Friday, July 12, 2013

Review of Suzanne Rindell's The Other Typist

Today we welcome a guest writer, Rich Stoehr, father to three beautiful daughters, avid reader, occasional reviewer, and newly-minted employee of  Rich is here to review The Other Typist, by Suzanne Rindell, published on May 7 by Amy Einhorn Books/Putnam. This is one of the books we suggested a couple of weeks ago as a summer read, and it looks like Rich would happily urge you to carry it with you to your hammock. But before the review, a few words of introduction from Rich.

I'm honest, and I'm rarely afraid to speak my mind. I'm generous with my praise and I try to be constructive in my criticism. And I do love to entertain. Today, I'm happy to be alive, happy to be busy, happy to be doing what I love with people who I love to be around. In an ocean of experience, and in the words of John Green, I'm "grateful to be a little boat, full of water, still floating."

It was the best of times, it was the worst of times. The 1920s were a turbulent age for America, which Suzanne Rindell captures very neatly in The Other Typist.

On the surface, it's the story of Rose, a typist for a police station in New York City in 1923. Rose is, by her own description, the essence of plain, never offensive and easy to miss, dedicated to her job and to her moral center. The Other Typist is narrated by Rose herself, in the aftermath of an alluded-to event that only becomes clear near the end of the book. Enter into Rose's plain, ordered world a new typist––bright, brash, and independent Odalie. Though the two women could not be more different, they form a fast friendship.

As Rose and Odalie grow closer, we see the other side of New York in the '20s––the speakeasies and the parties and the new sensibilities. Odalie introduces Rose to the ever-deepening world underneath the rigidly-ordered world Rose has known. And gradually, we see that Rose's tale has an odd element to it––something vague and unsettling that doesn't quite sit right. As she begins to break her own rules, both in her dedication to the truth at the police precinct and in her personal life, the cracks in her narrative subtly reveal themselves.

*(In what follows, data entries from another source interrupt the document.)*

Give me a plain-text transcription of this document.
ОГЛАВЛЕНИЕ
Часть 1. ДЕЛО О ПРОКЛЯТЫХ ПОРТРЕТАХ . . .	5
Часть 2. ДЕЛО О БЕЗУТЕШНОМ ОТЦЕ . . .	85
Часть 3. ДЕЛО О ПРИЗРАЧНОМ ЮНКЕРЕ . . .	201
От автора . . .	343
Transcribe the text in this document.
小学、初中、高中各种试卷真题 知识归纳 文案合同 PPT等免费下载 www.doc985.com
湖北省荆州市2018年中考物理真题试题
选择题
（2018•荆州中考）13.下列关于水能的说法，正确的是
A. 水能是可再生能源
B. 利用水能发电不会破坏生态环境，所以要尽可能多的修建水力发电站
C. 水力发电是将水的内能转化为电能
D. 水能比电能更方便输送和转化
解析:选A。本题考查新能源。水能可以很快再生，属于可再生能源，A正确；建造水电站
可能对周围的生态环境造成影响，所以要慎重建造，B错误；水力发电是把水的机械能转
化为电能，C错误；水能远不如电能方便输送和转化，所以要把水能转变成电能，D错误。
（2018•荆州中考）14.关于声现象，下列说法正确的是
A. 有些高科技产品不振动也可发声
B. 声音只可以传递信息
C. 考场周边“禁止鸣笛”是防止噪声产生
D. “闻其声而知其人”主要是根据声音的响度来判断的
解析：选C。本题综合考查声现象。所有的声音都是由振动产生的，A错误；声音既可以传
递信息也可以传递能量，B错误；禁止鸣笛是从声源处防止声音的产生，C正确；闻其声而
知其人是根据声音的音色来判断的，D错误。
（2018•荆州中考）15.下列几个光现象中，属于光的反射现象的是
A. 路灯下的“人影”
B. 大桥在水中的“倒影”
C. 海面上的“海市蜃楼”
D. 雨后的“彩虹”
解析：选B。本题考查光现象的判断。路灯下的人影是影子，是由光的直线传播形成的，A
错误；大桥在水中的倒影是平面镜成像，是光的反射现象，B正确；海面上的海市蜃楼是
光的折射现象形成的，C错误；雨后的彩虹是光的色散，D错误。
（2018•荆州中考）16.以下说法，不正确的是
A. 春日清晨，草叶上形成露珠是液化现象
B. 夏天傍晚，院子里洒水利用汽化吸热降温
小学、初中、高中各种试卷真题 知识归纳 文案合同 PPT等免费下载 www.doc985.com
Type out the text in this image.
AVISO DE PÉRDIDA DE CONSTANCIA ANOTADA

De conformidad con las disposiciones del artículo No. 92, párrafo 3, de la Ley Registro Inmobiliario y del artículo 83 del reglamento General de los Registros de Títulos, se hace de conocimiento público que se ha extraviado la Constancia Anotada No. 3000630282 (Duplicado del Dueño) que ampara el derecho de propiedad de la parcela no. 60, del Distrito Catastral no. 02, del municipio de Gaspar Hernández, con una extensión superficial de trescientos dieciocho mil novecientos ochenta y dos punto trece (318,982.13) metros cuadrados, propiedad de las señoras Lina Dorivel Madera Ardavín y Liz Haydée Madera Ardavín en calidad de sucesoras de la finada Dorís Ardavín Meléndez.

Rindell's craft is finely-tuned here, and only rarely does she show a little too much of her hand as the story progresses. Rose's narrative voice is both plausible and enticing, hinting at things yet to come and never faltering. "The devil is in the details," Rose remarks at one point, and Rindell takes great care to get the details right here.

The story of Rose and Odalie's friendship is one of dichotomies––not only the difference between a life of rules and a life of independence, but of a nation still struggling to find its identity after a crippling war and in a new century. In Rose's struggle to find herself I saw a much deeper undercurrent of a traditional, conservative identity locking horns with the new and the exciting––tradition in conflict with possibility.

But they're not really so different, are they, Rose and Odalie? They are both products of their age, reflecting different aspects of the same era––opposing sides of the same coin. The best, and the worst of their time.

The question is, which is which? Who, in the end, is "The Other Typist"? Read it, and you just might figure it out for yourself.

Note: A version of this review may appear on Amazon and other reviewing sites under my user names there.


  1. Thanks for the great review, Rich. I've been curious about this book, and now I know I must read it.

  2. Hi Rich. I'm intrigued. Is this book Ruth Rendell-ish? Nikki

  3. Thanks Georgette! I hope you enjoy it!

    For the Anonymous question, my experience of Rendell is limited at best (Gotta do something about that!) but Suzanne Rindell's style is less formal, with more opportunities for the unexpected. Not very similar in my (again, limited) experience. I hope that's helpful.

  4. Been looking for another good read and you pique my interest. I will look this one up. Thanks.